Une tentative d’organiser une réunion le 5 mars avec la France, l’Allemagne, la Turquie et la Russie n’a pas encore été acceptée par la partie russe. Elle serait probablement inutile car la Russie n’a rien à gagner à changer sa position.
Aujourd’hui, le ministre russe des affaires étrangères, Sergey Lavrov, a de nouveau défendu le point de vue russe dans un discours au Conseil des droits de l’homme des Nations unies :
Selon lui, la communauté internationale et le Conseil des droits de l’homme doivent créer une barrière contre les extrémistes car certaines forces tendent à justifier les atrocités des groupes radicaux et terroristes. « Sinon, il est difficile d’expliquer leurs déclarations sur une éventuelle trêve avec les bandits, qui sont faites lors des discussions sur la situation à Idleb », a souligné M. Lavrov. « Cela n’a rien à voir avec les préoccupations relatives aux droits de l’homme, c’est une capitulation devant les terroristes, ce qui les encouragerait à continuer à violer de manière flagrante les conventions universelles et les nombreuses résolutions du Conseil de sécurité des Nations unies », a ajouté le Ministre russe des Affaires étrangères.
Les États-Unis ont clairement fait savoir qu’ils ne soutiendraient pas l’aventure syrienne d’Erdogan, sauf avec des mots. Cela a été évident la semaine dernière lorsque le porte-parole de la campagne américaine anti-ISIS a déclaré que le gouvernorat d’Idleb est un « aimant » pour les groupes terroristes qui sont une « nuisance, une menace et un danger » pour des centaines de milliers de civils en Syrie.
La menace d’Erdogan d’attaquer avec toute son armée si la Syrie ne se retire pas sur les lignes antérieures d’ici le 1er mars est évidemment creuse. L’armée de l’air russe pulvériserait les forces turques avant qu’elles n’atteignent les lignes de front.

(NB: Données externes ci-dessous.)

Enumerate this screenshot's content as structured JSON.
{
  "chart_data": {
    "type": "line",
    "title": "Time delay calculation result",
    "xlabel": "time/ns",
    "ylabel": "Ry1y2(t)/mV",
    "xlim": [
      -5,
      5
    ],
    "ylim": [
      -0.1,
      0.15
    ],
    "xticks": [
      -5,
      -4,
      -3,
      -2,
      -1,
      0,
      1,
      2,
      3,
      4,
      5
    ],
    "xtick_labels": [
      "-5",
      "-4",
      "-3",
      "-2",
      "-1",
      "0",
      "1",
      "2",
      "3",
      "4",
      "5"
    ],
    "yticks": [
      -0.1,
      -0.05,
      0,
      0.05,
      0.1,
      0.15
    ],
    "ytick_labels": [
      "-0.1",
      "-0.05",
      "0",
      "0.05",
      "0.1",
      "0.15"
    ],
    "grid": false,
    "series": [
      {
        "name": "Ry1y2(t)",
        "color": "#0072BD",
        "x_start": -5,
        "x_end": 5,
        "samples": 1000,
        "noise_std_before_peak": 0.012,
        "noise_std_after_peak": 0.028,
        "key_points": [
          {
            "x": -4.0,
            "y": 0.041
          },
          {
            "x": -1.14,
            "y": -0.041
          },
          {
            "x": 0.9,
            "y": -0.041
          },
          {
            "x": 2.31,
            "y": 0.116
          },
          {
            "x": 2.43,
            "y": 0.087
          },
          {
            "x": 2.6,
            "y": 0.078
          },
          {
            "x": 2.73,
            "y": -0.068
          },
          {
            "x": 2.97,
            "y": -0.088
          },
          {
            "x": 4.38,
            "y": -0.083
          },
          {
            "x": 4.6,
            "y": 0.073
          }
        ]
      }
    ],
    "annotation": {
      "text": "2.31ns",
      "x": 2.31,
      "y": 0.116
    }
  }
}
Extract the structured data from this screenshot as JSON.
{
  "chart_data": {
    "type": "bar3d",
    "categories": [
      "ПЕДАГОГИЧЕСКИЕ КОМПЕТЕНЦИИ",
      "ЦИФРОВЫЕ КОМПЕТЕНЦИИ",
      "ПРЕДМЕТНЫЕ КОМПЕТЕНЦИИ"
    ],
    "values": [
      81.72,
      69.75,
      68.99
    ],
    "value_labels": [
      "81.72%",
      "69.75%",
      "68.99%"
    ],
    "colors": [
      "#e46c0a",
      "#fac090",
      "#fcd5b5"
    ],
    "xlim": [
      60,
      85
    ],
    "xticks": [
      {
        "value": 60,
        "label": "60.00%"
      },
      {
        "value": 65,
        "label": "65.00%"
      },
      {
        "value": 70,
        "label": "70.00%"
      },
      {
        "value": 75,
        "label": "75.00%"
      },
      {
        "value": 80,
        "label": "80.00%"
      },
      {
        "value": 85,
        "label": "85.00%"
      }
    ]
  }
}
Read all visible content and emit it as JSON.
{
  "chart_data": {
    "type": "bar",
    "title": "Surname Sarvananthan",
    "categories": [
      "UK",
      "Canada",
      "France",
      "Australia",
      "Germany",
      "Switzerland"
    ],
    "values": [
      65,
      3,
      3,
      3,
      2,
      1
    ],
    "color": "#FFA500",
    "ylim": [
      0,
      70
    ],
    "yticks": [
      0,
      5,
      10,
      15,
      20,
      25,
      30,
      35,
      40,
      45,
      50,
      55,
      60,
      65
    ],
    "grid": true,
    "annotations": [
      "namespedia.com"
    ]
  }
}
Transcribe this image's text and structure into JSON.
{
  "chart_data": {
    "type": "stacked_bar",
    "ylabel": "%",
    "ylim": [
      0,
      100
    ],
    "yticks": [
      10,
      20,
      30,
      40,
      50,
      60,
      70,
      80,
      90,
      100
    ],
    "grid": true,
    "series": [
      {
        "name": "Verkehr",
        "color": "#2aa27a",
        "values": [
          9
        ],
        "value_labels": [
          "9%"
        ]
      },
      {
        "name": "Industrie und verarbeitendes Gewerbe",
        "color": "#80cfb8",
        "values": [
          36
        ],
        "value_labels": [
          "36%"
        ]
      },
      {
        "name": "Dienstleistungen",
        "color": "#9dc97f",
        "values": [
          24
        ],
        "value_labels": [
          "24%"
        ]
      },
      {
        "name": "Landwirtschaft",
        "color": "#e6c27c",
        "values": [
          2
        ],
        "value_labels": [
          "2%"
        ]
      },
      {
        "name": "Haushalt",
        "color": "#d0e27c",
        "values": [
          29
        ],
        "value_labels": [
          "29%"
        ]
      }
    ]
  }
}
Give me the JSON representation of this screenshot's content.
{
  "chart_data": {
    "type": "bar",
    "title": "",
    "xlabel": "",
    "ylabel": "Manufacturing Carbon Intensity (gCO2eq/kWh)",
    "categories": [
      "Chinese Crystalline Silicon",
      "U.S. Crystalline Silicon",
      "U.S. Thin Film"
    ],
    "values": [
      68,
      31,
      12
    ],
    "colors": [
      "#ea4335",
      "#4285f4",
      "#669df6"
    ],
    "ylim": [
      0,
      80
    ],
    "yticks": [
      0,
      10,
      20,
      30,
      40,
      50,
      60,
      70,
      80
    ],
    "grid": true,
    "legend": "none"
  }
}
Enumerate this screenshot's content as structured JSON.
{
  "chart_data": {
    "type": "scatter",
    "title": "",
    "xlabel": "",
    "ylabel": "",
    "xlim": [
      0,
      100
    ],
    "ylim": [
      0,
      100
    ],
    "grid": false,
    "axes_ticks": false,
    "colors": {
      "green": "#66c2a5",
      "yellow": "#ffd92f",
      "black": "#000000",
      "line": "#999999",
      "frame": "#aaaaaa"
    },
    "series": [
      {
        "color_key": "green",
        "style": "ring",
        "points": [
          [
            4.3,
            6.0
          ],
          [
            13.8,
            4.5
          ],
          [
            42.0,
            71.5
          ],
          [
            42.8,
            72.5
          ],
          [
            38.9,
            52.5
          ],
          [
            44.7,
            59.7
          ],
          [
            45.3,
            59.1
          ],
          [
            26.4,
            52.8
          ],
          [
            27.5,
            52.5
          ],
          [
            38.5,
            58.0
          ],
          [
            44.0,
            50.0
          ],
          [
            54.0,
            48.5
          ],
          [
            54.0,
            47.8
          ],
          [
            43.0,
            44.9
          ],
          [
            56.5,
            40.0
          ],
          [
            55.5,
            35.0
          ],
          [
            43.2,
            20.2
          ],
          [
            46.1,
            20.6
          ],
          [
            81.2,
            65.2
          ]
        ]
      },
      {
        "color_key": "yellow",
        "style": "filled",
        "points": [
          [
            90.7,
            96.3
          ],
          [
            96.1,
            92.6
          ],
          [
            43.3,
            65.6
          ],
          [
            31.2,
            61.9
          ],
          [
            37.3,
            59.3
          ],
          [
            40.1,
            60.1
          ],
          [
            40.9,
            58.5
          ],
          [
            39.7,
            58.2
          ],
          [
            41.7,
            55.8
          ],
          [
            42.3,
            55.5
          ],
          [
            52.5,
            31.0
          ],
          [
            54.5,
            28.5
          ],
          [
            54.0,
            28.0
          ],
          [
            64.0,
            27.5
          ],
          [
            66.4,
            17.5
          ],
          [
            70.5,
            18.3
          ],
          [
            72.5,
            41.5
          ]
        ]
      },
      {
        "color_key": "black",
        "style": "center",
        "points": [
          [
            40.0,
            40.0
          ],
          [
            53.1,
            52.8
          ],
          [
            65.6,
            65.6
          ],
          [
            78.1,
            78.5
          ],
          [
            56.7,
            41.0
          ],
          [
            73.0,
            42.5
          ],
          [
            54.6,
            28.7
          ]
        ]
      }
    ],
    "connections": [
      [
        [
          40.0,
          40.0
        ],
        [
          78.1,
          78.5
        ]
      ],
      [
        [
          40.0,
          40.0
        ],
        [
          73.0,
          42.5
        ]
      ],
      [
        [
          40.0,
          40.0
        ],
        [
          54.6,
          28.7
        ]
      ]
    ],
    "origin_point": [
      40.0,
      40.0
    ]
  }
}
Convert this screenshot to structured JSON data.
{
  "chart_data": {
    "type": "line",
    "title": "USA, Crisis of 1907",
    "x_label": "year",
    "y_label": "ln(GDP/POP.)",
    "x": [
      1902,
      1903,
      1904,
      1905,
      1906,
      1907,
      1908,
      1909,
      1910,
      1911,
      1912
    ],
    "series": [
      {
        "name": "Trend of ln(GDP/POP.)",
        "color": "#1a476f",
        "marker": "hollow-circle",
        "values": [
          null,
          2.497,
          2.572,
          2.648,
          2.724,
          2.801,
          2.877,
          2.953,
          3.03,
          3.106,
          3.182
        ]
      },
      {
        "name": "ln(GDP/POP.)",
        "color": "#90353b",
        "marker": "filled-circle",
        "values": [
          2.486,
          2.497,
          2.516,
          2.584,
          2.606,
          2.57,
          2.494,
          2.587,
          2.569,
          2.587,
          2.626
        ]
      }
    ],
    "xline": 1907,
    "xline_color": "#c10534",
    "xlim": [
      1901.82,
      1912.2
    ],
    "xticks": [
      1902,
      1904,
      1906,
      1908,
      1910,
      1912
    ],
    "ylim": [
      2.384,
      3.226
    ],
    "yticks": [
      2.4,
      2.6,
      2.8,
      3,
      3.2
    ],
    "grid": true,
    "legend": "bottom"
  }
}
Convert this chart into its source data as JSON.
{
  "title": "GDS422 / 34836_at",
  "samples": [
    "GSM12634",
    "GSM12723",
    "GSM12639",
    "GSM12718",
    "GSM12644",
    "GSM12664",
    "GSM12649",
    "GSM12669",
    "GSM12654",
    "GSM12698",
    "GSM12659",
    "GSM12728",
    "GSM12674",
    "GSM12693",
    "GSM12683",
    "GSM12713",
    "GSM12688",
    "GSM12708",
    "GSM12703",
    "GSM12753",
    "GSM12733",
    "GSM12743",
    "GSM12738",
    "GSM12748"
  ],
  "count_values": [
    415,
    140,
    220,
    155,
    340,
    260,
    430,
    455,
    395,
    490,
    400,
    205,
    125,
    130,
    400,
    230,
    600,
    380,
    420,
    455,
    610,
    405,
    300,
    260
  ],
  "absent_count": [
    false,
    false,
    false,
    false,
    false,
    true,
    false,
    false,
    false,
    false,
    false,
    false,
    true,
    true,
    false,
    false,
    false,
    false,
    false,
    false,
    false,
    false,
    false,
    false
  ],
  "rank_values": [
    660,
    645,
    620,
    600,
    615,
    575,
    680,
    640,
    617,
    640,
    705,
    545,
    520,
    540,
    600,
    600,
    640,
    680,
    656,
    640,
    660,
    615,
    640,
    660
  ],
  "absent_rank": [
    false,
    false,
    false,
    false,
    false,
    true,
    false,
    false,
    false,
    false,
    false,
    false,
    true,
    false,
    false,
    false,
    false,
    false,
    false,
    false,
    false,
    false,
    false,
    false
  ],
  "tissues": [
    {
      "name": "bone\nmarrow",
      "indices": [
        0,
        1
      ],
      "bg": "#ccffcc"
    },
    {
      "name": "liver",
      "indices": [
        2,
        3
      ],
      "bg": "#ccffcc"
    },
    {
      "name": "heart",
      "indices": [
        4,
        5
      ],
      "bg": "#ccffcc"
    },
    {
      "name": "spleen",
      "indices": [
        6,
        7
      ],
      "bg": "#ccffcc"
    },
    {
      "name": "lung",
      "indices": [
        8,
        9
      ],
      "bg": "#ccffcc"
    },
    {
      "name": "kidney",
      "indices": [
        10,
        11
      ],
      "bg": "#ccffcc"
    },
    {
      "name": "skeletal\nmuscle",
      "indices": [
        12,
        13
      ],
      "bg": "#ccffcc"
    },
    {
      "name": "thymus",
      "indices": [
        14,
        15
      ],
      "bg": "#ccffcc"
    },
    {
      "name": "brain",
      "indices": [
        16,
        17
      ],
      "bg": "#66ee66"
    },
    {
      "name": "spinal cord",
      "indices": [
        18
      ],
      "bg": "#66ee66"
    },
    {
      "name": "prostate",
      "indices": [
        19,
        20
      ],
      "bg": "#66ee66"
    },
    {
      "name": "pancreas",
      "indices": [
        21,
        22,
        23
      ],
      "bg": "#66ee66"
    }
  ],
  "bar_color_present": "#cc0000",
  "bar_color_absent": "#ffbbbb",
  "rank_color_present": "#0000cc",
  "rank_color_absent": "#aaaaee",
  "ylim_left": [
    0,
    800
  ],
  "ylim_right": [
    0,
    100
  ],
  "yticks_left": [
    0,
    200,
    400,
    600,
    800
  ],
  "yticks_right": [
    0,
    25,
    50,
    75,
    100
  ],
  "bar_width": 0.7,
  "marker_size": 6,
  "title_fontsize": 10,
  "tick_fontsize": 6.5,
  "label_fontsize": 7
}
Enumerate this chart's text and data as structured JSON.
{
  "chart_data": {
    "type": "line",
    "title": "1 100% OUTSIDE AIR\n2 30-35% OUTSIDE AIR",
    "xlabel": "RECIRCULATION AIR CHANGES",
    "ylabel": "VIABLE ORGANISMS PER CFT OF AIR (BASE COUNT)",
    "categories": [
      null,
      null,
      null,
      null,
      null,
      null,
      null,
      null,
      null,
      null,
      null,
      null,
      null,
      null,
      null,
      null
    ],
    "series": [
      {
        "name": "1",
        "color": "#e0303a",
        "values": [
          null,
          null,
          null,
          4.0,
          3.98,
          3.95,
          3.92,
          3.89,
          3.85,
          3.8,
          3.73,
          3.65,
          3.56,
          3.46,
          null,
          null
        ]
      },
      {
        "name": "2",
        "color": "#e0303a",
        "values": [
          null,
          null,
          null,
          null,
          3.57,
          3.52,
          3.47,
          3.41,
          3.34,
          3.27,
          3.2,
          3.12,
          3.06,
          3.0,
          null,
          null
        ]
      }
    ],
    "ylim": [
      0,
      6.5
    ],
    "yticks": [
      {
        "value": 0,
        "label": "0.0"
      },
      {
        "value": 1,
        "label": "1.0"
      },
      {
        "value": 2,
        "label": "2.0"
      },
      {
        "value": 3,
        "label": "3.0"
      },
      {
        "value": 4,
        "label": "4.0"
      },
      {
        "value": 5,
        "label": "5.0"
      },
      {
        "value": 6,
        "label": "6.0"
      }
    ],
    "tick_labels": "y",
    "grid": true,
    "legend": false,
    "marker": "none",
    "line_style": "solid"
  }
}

Erdogan est dans une position difficile. S’il ordonne à son armée d’attaquer en force, il devra justifier les très lourdes pertes probables dans une guerre qu’il ne pourra pas gagner. S’il change sa rhétorique agressive et accepte les points de vue russes, les nationalistes qui le soutiennent encore auront de nouveaux doutes sur ses qualités de dirigeant.